In the parent POM, the main difference between the <dependencies> and <dependencyManagement> is this:
Artifacts specified in the <dependencies> section will ALWAYS be included as a dependency of the child module(s). Artifacts specified in the <dependencyManagement> section, will only be included in the child module if they were also specified in the <dependencies> section of the child module itself. Why is it good you ask? because you specify the version and/or scope in the parent, and you can leave them out when specifying the dependencies in the child POM. This can help you use unified versions for dependencies for child modules, without specifying the version in each child module
Example, a parent project (Pro-par) defines a dependency under the dependencyManagement:
<dependencyManagement>
<dependencies>
<dependency>
<groupId>junit</groupId>
<artifactId>junit</artifactId>
<version>3.8</version>
</dependency>
</dependencies>
</dependencyManagement>
Then in the child of Pro-par, I can use the junit :
<dependencies>
<dependency>
<groupId>junit</groupId>
<artifactId>junit</artifactId>
</dependency>
</dependencies>
Dependency Management allows to consolidate and centralize the management of dependency versions without adding dependencies which are inherited by all children.
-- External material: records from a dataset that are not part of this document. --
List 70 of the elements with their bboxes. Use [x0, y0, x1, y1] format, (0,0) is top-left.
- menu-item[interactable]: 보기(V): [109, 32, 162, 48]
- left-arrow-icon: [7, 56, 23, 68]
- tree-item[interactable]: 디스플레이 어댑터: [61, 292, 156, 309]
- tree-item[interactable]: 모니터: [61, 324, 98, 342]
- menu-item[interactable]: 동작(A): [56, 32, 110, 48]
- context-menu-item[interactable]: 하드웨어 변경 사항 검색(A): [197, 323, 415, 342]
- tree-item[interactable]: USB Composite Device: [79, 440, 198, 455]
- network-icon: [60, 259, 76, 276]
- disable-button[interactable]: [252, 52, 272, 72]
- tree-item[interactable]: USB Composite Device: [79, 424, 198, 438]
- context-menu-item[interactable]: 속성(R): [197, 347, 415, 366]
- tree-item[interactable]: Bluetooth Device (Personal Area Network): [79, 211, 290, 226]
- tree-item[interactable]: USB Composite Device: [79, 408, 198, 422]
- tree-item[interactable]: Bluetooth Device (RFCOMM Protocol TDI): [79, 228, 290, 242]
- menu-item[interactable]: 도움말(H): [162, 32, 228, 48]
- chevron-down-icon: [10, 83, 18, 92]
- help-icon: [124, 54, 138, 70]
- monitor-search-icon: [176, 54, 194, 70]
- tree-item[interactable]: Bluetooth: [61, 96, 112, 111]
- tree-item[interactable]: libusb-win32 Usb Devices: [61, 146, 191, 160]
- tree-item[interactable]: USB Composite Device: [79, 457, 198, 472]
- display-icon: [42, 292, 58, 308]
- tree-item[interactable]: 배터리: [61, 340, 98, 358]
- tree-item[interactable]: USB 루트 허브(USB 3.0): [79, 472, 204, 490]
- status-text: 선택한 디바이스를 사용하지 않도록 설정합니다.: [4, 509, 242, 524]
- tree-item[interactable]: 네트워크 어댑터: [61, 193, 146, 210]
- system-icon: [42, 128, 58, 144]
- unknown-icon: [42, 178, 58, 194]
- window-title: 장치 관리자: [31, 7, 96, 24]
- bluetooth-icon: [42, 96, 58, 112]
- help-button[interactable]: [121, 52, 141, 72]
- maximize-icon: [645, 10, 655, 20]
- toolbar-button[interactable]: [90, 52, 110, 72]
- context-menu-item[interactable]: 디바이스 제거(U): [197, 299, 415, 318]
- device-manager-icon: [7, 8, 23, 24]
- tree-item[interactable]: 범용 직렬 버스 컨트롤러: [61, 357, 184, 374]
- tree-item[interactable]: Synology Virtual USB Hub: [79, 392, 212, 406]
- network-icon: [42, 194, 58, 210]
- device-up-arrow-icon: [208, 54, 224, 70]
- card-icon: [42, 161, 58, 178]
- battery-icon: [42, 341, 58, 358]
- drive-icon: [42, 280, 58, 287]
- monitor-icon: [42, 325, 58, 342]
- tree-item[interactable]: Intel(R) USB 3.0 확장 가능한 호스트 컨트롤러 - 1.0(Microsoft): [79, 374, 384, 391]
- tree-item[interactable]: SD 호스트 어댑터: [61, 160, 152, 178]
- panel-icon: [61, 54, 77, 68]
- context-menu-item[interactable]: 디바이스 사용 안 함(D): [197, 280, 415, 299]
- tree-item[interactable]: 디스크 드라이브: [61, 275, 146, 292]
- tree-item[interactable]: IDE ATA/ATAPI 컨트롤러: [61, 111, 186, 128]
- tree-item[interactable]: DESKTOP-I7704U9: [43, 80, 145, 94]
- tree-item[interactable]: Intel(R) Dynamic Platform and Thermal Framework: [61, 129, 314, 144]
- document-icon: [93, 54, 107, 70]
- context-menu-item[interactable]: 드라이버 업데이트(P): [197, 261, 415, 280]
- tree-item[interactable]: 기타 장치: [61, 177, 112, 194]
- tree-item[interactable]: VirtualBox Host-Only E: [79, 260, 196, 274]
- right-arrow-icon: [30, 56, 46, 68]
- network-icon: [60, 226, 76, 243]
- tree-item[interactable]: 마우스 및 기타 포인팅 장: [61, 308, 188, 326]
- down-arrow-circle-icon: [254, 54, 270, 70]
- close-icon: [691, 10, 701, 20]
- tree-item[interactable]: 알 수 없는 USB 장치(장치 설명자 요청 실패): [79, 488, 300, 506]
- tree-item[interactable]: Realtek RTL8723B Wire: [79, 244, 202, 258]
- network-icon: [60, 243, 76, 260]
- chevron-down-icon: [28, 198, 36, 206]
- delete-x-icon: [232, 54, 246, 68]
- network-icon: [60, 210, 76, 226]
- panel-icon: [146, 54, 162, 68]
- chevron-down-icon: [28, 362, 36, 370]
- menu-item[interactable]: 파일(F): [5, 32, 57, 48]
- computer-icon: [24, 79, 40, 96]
This is especially useful when you have a set of projects (i.e. more than one) that inherits a common parent. Another extremely important use case of dependencyManagement is the control of versions of artifacts used in transitive dependencies. This is hard to explain without an example. Luckily, this is illustrated in the documentation. You still need to define them in the child POM to show that you are using them. They are not actually included in the child projects just because they are in <dependencyManagement> in the parent POM. Enclosing dependencies in <dependencyManagement> centralizes management of the version, scope, and exclusions for each dependency, if and when you decide to use it. Maven's guide to dependency management gets into all the details.